COL Brian Eastridge was born in Pennsylvania and grew up in southwestern Virginia and western Maryland. He completed his undergraduate education in biochemistry at Virginia Tech and graduated with honors in 1985. From there, COL Eastridge studied for his MD and did his residency in general surgery at the University of Maryland in Baltimore, MD. From his latter years in medical school, he developed a passion for caring for the injured. In 1988, he accepted a commission as a second lieutenant in the U.S. Army Reserve envisioning that his future skills would be useful to the military in a time of war. Subsequently, Dr Eastridge did his fellowship training in surgical critical care at the University of Texas Southwestern Medical Center in Dallas, TX and then spent 10 years on faculty at UTSW rising to the position of associate professor and associate director of trauma of the Parkland Memorial Hospital.

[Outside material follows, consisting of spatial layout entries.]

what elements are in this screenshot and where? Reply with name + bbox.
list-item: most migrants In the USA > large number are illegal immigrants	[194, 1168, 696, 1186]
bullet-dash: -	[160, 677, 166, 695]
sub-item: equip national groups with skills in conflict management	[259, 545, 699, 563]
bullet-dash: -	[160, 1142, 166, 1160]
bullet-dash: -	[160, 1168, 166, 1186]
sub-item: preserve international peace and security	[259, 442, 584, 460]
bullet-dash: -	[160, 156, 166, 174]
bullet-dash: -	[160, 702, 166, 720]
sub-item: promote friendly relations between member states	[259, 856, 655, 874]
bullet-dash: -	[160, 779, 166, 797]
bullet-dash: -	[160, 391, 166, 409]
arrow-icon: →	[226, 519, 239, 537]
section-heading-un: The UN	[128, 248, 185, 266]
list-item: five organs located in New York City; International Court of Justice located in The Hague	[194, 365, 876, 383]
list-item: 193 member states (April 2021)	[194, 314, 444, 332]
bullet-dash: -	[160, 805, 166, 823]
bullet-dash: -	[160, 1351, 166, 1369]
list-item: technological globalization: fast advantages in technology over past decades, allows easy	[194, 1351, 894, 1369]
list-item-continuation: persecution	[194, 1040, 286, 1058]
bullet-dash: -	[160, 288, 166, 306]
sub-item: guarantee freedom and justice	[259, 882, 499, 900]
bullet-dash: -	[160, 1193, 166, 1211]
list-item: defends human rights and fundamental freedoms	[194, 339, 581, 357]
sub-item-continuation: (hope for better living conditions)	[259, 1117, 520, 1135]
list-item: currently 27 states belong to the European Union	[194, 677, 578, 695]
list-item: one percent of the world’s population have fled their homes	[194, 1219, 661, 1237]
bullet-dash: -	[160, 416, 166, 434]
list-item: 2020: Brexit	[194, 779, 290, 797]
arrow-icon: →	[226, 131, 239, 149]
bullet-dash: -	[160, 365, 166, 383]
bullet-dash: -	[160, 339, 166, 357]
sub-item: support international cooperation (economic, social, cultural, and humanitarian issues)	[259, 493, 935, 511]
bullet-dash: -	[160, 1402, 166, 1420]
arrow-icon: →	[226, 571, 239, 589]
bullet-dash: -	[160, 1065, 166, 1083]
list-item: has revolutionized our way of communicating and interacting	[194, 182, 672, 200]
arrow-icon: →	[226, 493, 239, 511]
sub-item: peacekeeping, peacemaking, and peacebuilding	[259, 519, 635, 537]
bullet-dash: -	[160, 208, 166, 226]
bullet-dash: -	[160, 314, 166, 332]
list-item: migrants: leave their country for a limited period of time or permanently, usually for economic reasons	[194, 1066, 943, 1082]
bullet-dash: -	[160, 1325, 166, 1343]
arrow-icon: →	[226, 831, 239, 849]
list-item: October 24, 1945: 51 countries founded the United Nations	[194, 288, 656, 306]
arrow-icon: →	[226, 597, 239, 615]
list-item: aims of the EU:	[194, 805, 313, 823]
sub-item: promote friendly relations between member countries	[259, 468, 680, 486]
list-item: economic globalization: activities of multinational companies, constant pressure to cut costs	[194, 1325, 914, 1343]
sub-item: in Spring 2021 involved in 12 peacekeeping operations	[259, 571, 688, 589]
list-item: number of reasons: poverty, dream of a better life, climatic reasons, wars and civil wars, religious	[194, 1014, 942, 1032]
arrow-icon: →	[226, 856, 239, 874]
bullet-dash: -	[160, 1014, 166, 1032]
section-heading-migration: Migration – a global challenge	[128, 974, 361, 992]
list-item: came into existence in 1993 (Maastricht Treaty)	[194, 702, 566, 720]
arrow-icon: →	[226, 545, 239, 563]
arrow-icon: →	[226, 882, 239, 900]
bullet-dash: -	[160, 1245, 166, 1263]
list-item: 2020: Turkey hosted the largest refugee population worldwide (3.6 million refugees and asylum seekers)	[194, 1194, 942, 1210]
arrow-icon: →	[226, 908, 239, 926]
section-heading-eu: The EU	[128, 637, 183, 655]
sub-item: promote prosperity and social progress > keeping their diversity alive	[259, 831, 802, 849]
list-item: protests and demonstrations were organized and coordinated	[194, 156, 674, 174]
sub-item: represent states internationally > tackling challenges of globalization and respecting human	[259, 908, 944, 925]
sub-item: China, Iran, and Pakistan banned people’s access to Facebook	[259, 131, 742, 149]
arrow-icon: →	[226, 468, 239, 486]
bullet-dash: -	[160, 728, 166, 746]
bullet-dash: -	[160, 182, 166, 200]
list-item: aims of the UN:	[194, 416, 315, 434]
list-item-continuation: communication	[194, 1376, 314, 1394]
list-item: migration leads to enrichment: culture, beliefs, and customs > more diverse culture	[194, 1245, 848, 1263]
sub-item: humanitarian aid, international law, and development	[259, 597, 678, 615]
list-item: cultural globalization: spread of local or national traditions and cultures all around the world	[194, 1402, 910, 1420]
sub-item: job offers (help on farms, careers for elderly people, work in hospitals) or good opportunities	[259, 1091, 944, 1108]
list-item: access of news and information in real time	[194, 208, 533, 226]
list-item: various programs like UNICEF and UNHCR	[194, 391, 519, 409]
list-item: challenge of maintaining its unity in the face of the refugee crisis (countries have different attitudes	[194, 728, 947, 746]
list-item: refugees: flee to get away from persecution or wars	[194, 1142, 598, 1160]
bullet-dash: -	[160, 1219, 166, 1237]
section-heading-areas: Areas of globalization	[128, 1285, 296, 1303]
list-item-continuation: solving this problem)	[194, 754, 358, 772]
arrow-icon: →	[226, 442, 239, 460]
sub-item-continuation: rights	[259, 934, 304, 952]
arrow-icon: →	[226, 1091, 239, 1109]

While at UTSW, he was deployed three times to the battlefield in support of combat operations Operation Enduring Freedom and Operation Iraqi Freedom as a U.S Army Reserve surgeon. During his deployment to Iraq in 2004, COL Eastridge was chief of surgery for the 67th CSH before being recommended as the first Joint Theater Trauma System Director. These moving and powerful experiences lead COL Eastridge to transition to active duty in the U.S Army. He was appointed as the Chief of the Division of Trauma and Chief of Trauma and Surgical Critical Care at the Brooke Army Medical Center at Ft Sam Houston, TX from 2006- 2007. In 2007, COL Eastridge was deployed as the Joint Theater Trauma System Director overseeing combat casualty care process throughout the CENTCOM area of operations. He accepted the position of Director of the Joint Trauma System from 2008-2010 and in late 2010, once again deployed to lead the Joint Theater Trauma System. In 2010, COL Eastridge was appointed as Trauma Consultant to the US Army Surgeon General and served in that position until 2012. During his career, COL Eastridge has published extensively in the peer reviewed literature and edited three books focused upon improving the military trauma system and improving combat casualty care outcomes for our Wounded Warriors.
COL Eastridge has been a visionary leader in military medicine and in reshaping the way trauma and emergency care is delivered on the modern battlefield. We are honored to have COL Brian Eastridge deliver the LTC Mark Taylor Memorial Lecture in Trauma at the inaugural tri-service meeting of the Society of Military Surgeons hosted by SAGES.